184 Bermondsey Street, London SE1 (020 7378 6809). Meal for two, including wine and service, £75
You wait ages for a good, reasonably priced, achingly hip, modern Italian restaurant, and then two come along at once. There are, naturally enough, various things to separate last week's Trullo at London's Highbury Corner and this week's Zucca, on that tight knot of streets near London Bridge where smart young things without children live in apartment spaces without walls. Trullo had a youthful vibe; Zucca feels like Trullo's grown-up brother – it's what the latter would have looked like if they'd had fat investors wanting a piece of the action. It is a clean white space of clean white tables, big windows, concrete and metropolitan attitude, constructed by professionals. It looks, I said to my companion, like the canteen for a smart architectural practice, and then recalled that this was exactly how its inspiration, the River Cafe in Hammersmith, started. The staff are older than at Trullo, their hair cuts a little sharper, the menu a little longer, the kitchen a little more open, the better to watch the cooks taste every dish as it goes out.
What unites them is quality and price. They are each other's ying and yang, separated only by Old Father Thames. Zucca's big selling point is a lengthy list of antipasti at astonishingly good prices. A generous plate full of carpaccio of sea bream, for the princely sum of £4.15, came dressed with olive oil, salt, pepper, lemon juice and curls of fresh red chilli. It had us debating the meeting point of Japanese and Italian food.
Baked hunks of beetroot, long-roasted shallots and soft goat's cheese was both pretty and rich. The most indecently indulgent of the lot, however, was a plate of the vegetable from which the restaurant takes its name – zucca is the Italian for pumpkin – soft cooked, chipped and lightly battered. For £3. Oh my. If I lived nearby I would sneak in for a plateful every day, until I was the size of an apartment block rather than a mere house.
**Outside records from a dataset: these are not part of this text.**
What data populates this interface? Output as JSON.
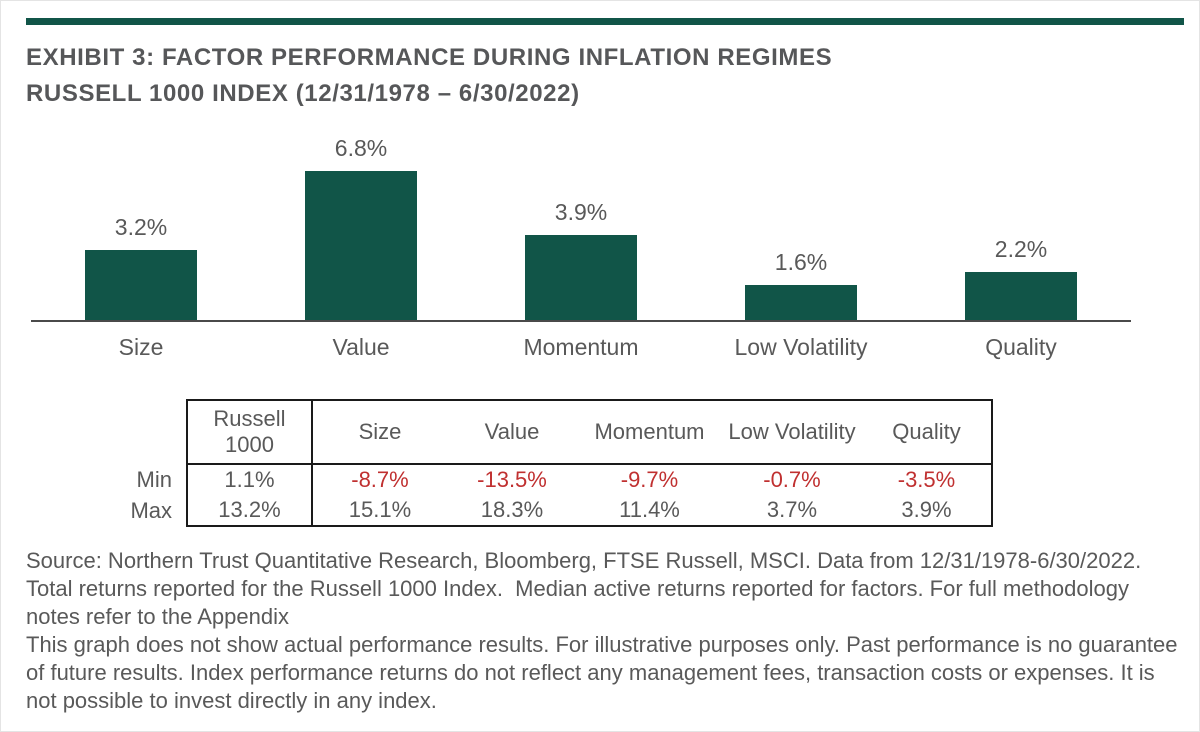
{
  "header": {
    "line1": "EXHIBIT 3: FACTOR PERFORMANCE DURING INFLATION REGIMES",
    "line2": "RUSSELL 1000 INDEX (12/31/1978 – 6/30/2022)"
  },
  "colors": {
    "accent_green": "#115548",
    "text_gray": "#595959",
    "negative_red": "#c03030"
  },
  "chart_data": [
    {
      "type": "bar",
      "title": "Factor performance during inflation regimes, Russell 1000 Index (12/31/1978 – 6/30/2022)",
      "categories": [
        "Size",
        "Value",
        "Momentum",
        "Low Volatility",
        "Quality"
      ],
      "values": [
        3.2,
        6.8,
        3.9,
        1.6,
        2.2
      ],
      "value_labels": [
        "3.2%",
        "6.8%",
        "3.9%",
        "1.6%",
        "2.2%"
      ],
      "xlabel": "",
      "ylabel": "",
      "ylim": [
        0,
        8.7
      ],
      "grid": false,
      "legend": false,
      "bar_color": "#115548"
    },
    {
      "type": "table",
      "columns": [
        "Russell 1000",
        "Size",
        "Value",
        "Momentum",
        "Low Volatility",
        "Quality"
      ],
      "row_labels": [
        "Min",
        "Max"
      ],
      "min": [
        "1.1%",
        "-8.7%",
        "-13.5%",
        "-9.7%",
        "-0.7%",
        "-3.5%"
      ],
      "max": [
        "13.2%",
        "15.1%",
        "18.3%",
        "11.4%",
        "3.7%",
        "3.9%"
      ],
      "negative_color": "#c03030"
    }
  ],
  "footnotes": {
    "source": "Source: Northern Trust Quantitative Research, Bloomberg, FTSE Russell, MSCI. Data from 12/31/1978-6/30/2022. Total returns reported for the Russell 1000 Index.  Median active returns reported for factors. For full methodology notes refer to the Appendix",
    "disclaimer": "This graph does not show actual performance results. For illustrative purposes only. Past performance is no guarantee of future results. Index performance returns do not reflect any management fees, transaction costs or expenses. It is not possible to invest directly in any index."
  }
}
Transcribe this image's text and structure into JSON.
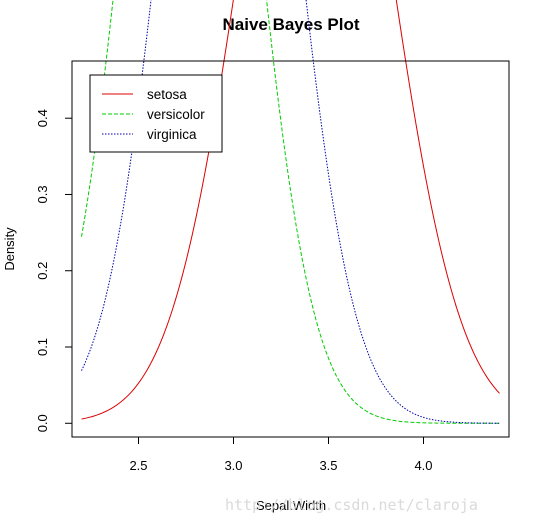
{
  "chart_data": {
    "type": "line",
    "title": "Naive Bayes Plot",
    "xlabel": "Sepal.Width",
    "ylabel": "Density",
    "xlim": [
      2.15,
      4.45
    ],
    "ylim": [
      -0.018,
      0.475
    ],
    "x_ticks": [
      2.5,
      3.0,
      3.5,
      4.0
    ],
    "x_tick_labels": [
      "2.5",
      "3.0",
      "3.5",
      "4.0"
    ],
    "y_ticks": [
      0.0,
      0.1,
      0.2,
      0.3,
      0.4
    ],
    "y_tick_labels": [
      "0.0",
      "0.1",
      "0.2",
      "0.3",
      "0.4"
    ],
    "x_range": [
      2.2,
      4.4
    ],
    "legend_position": "top-left",
    "grid": false,
    "series": [
      {
        "name": "setosa",
        "color": "#dd0000",
        "linestyle": "solid",
        "mean": 3.428,
        "sd": 0.379
      },
      {
        "name": "versicolor",
        "color": "#00cc00",
        "linestyle": "dashed",
        "mean": 2.77,
        "sd": 0.314
      },
      {
        "name": "virginica",
        "color": "#0000aa",
        "linestyle": "dotted",
        "mean": 2.974,
        "sd": 0.322
      }
    ]
  },
  "watermark": "http://blog.csdn.net/claroja"
}
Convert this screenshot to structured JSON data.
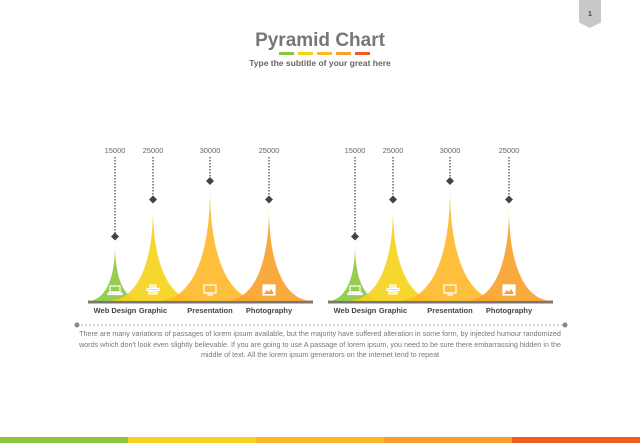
{
  "slide": {
    "page_number": "1",
    "title": "Pyramid Chart",
    "subtitle": "Type the subtitle of your great here",
    "paragraph": "There are many variations of passages of lorem ipsum available, but the majority have suffered alteration in some form, by injected humour randomized words which don't look even slightly believable. If you are going to use A passage of lorem ipsum, you need to be sure there embarrassing hidden in the middle of text. All the lorem ipsum generators on the internet tend to repeat",
    "accent_colors": [
      "#8cc63f",
      "#f7d21a",
      "#fdb827",
      "#f7a12a",
      "#f15a22"
    ]
  },
  "chart_data": [
    {
      "type": "pyramid",
      "categories": [
        "Web Design",
        "Graphic",
        "Presentation",
        "Photography"
      ],
      "values": [
        15000,
        25000,
        30000,
        25000
      ],
      "data_labels": [
        "15000",
        "25000",
        "30000",
        "25000"
      ],
      "colors": [
        "#8cc63f",
        "#f7d21a",
        "#fdb827",
        "#f7a12a"
      ],
      "icons": [
        "laptop-icon",
        "bars-icon",
        "monitor-icon",
        "picture-icon"
      ]
    },
    {
      "type": "pyramid",
      "categories": [
        "Web Design",
        "Graphic",
        "Presentation",
        "Photography"
      ],
      "values": [
        15000,
        25000,
        30000,
        25000
      ],
      "data_labels": [
        "15000",
        "25000",
        "30000",
        "25000"
      ],
      "colors": [
        "#8cc63f",
        "#f7d21a",
        "#fdb827",
        "#f7a12a"
      ],
      "icons": [
        "laptop-icon",
        "bars-icon",
        "monitor-icon",
        "picture-icon"
      ]
    }
  ]
}
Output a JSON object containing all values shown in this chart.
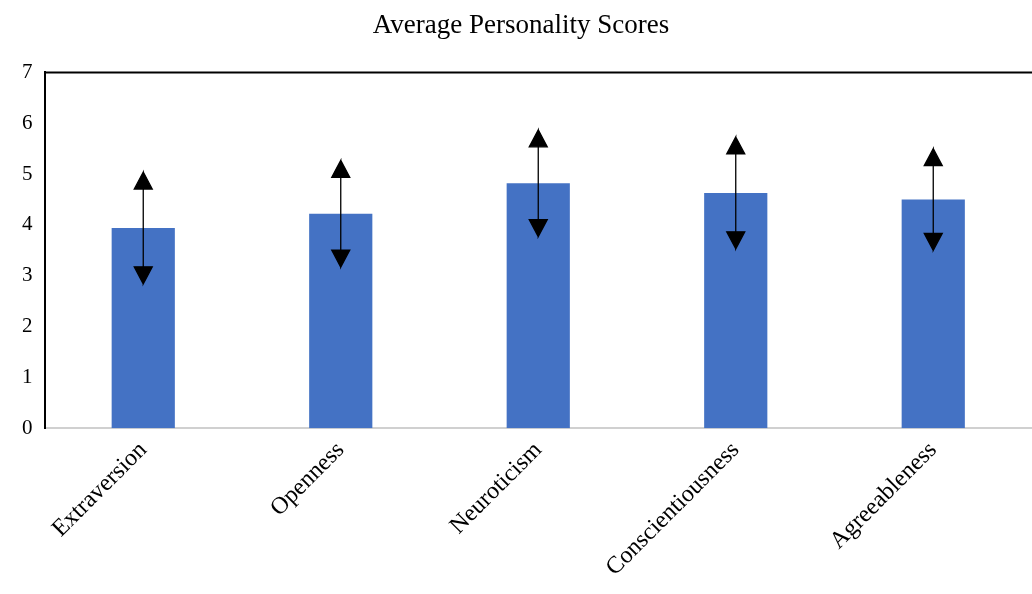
{
  "chart_data": {
    "type": "bar",
    "title": "Average Personality Scores",
    "categories": [
      "Extraversion",
      "Openness",
      "Neuroticism",
      "Conscientiousness",
      "Agreeableness"
    ],
    "values": [
      3.94,
      4.22,
      4.82,
      4.63,
      4.5
    ],
    "errors": [
      1.1,
      1.05,
      1.05,
      1.1,
      1.0
    ],
    "color": "#4472c4",
    "ylim": [
      0,
      7
    ],
    "yticks": [
      0,
      1,
      2,
      3,
      4,
      5,
      6,
      7
    ],
    "grid": false,
    "legend": false
  }
}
There were just two pasta dishes, one of which, wide pappardelle with peas, lemon and a snowfall of grated Parmesan, had run out by 8.15pm, which suggests pretty poor stock control, but the servings going past us looked irritatingly lovely. The other was exactly the same as at Trullo last week: skinny threads of taglierini with brown shrimps and courgette, a beautiful fusion of an English ingredient with Italian principles. Zucca's was as good as that at Trullo – silky egg-yolk-yellow pasta, nutty little shrimps, a ripe starchy liquor – though at £6.50 it was £2 more expensive for the starter portion. Which is what white walls, acres of shiny glass and older, more plentiful and more seasoned staff costs.
A veal chop, with crisp, caramelised fat and a heap of well-seasoned wilted spinach, was a simple dish full of simple virtues. Another of curiously meaty squid, chargrilled and curled, sprinkled with red chilli and laid on borlotti beans was equally good. The only duff notes were rather ordinary desserts: a slightly overset panna cotta with roasted peaches, and a more than slightly over-baked almond and cherry tart. But when the bill stacks up as it does here – helped by a wine list with lots of choice in the teens – such a thing is merely a vague disappointment rather than the bloody outrage the too-standard three-figure bill engenders.
So now north and south London have access to great Italian food. To those outside the capital who want to moan that there is a world beyond London, I could say that the city is witnessing a massive explosion in restaurants. But the real reason for the outbreak of London reviews involves one of my kids, a raging infection, the brilliant services of the NHS and a lot of time bedside. (He's fine now.) Frankly, for anybody wishing to rage at me for being metro-centric, I regard this as a get-out-of-jail-free card. And the restaurant reviews as a blessed relief from far too much canteen food. After all, man cannot live by paninis and packets of crisps alone. Normal service out-of-London will resume shortly.